The Bragg Group of Companies had to make a choice, and in the next few months so could your business: New Canadian accounting rules launch next year and there are two methods for private companies to consider.
There’s the simpler, more limited version of Generally Accepted Accounting Principles (GAAP), as well as the International Financial Reporting Standards (IFRS), which all publicly traded companies must adopt in 2011.
“When we looked at what IFRS would mean to us, we didn’t see the benefit,” said Rick Cecchetto, chief financial officer of Bragg Group, an Oxford, N.S.-based conglomerate with telecom, frozen-foods and environmental businesses. “It was the cost-benefit analysis, and we got down to what would our users require and be comfortable with … we thought these (new private-company) standards were a perfect fit for us.”
The Canadian accounting standards-setters realized IFRS, with its expanded disclosures and other sophisticated reporting requirements, might not make sense for private companies, which include the vast majority of small and medium-sized businesses. So it set out to develop a sort of “GAAP light” based on current Canadian GAAP.
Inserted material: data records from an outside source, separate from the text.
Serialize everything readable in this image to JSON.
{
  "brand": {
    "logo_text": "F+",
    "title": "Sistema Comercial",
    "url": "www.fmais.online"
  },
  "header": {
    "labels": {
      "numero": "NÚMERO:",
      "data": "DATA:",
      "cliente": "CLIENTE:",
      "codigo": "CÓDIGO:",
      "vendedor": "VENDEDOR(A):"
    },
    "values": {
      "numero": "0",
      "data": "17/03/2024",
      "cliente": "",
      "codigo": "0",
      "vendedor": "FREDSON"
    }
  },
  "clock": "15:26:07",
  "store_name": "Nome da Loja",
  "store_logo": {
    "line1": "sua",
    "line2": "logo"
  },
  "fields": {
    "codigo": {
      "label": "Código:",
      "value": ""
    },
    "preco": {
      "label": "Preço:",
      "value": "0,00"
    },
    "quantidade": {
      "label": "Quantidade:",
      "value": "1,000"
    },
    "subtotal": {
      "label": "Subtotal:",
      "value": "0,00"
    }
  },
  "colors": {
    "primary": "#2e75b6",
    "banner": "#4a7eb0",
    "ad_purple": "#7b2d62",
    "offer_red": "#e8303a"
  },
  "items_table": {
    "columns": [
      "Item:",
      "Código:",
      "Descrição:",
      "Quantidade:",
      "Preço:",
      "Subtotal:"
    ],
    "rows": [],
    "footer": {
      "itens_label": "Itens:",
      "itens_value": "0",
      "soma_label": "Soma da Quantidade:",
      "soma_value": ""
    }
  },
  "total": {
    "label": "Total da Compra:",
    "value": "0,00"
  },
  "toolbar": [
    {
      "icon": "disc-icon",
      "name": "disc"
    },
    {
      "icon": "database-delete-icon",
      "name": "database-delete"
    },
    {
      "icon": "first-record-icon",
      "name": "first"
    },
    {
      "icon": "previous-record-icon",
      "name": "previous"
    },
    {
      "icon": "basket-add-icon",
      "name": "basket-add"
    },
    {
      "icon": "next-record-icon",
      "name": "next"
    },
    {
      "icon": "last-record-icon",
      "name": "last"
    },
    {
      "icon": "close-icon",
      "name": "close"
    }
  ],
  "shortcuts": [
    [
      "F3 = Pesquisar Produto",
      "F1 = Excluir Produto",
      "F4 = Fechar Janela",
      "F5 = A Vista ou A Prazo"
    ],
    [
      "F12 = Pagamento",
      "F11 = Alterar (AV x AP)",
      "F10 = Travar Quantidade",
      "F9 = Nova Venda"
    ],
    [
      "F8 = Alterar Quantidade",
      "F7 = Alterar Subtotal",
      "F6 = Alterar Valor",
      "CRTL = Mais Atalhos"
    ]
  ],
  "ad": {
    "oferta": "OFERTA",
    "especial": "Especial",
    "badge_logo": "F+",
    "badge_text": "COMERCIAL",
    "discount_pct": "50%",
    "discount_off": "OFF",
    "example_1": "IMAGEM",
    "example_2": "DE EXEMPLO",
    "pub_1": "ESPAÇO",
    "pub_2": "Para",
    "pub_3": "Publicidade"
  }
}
“The transition should be relatively easy,” said Mark Walsh, senior principal with the Accounting Standards Board and leader of the project. “You’re going from something you know – maybe love or hate – but it’s designed to be easy for you.
“Most people say a Canadian company moving to IFRS from Canadian GAAP will have a significant increase in disclosure,” Mr. Walsh said. But a company moving to the new private-enterprise standards should have “significantly less disclosure.”
Brian Drayton, a chartered accountant in Regina at Meyers Norris Penny LP and a member of the accounting standards board, one of two rule-setting bodies appointed by an offshoot of the Canadian Institute of Chartered Accountants, said he estimates the new private-company standards will reduce disclosure by as much as 40 per cent.
Some of the specific differences between the new Canadian standards and IFRS come under headings that only an accountant could love: the use of fair value on the balance sheet for derivatives such as interest-rate swaps and currency hedges, as one example. Methods for testing the impairment of goodwill is another.
Another difference may be closer to the heart of management: The new “GAAP light” standards do not require the disclosure of any management compensation information, just like current Canadian GAAP for private companies. IFRS requires all companies, private or public, to disclose compensation for key management in the footnotes.
Drafters of the new Canadian rules initially required a disclosure of “group” management pay, but the rule was excised before the standard became final.
Mr. Walsh said in creating a simplified set of rules, the board “was able to focus the discussion on what the prime users of the financial statements need, and those primary users are typically lenders. They’re much closer to the company.”
Bragg Group includes Eastlink, a small telecom company with about 500,000 subscribers for cable and Internet, Oxford Frozen Foods, and Inland Technologies, a company that collects and recycles icing fluids at airports. The company uses KPMG as its auditor. The stock is 100-per-cent owned by the family of founder and chairman John Bragg, so there’s no disparate group of shareholders to inform. No customers require IFRS reporting. So it comes down to the company’s lenders.
“If they require further information, they can get it,” Mr. Cecchetto said.
Centra Industries, a Cambridge, Ont.-based maker of airframe and landing gear components for aircraft manufacturers, might have had a more difficult choice. The company has a group of private shareholders that includes both employees and non-employees, as well as a U.S. private-equity firm. The company’s customers include major manufacturers such as Boeing and Lockheed Martin that have stringent vendor requirements that include some form of financial reporting.
Yet Centra, which has 270 employees and would not disclose its revenue, is also opting for the leaner private-company rules.
“We looked at both sets of standards – what would change under both – and looked at the users of our financial statements, who needed to know what,” said Peter Voss, Centra’s chief financial officer. “We couldn’t see a lot of value-added there.”
Steve Lawrenson, an audit partner at Centra's accounting firm Deloitte who co-leads Deloitte's client transition solutions for the new private-enterprise standards, said Mr. Voss “provides very, very detailed operational information to his owners and lenders that is far beyond what current Canadian GAAP and IFRS would require. This monthly financial and Management Discussion and Analysis information already exceeds IFRS disclosures.”
Certain customers also get basic quarterly financial statements.
So why not just go ahead with IFRS? Cost.
“Adopting a robust system like IFRS and setting up the controls to capture and track the information becomes expensive, as do the annual audit fees,” Mr. Voss said.
Mr. Cecchetto of Bragg Group also cited cost as a reason for avoiding IFRS. But while his firm has chosen the new private-company standards, “it doesn’t preclude us from making a change later – it’s not an irreversible move for us.”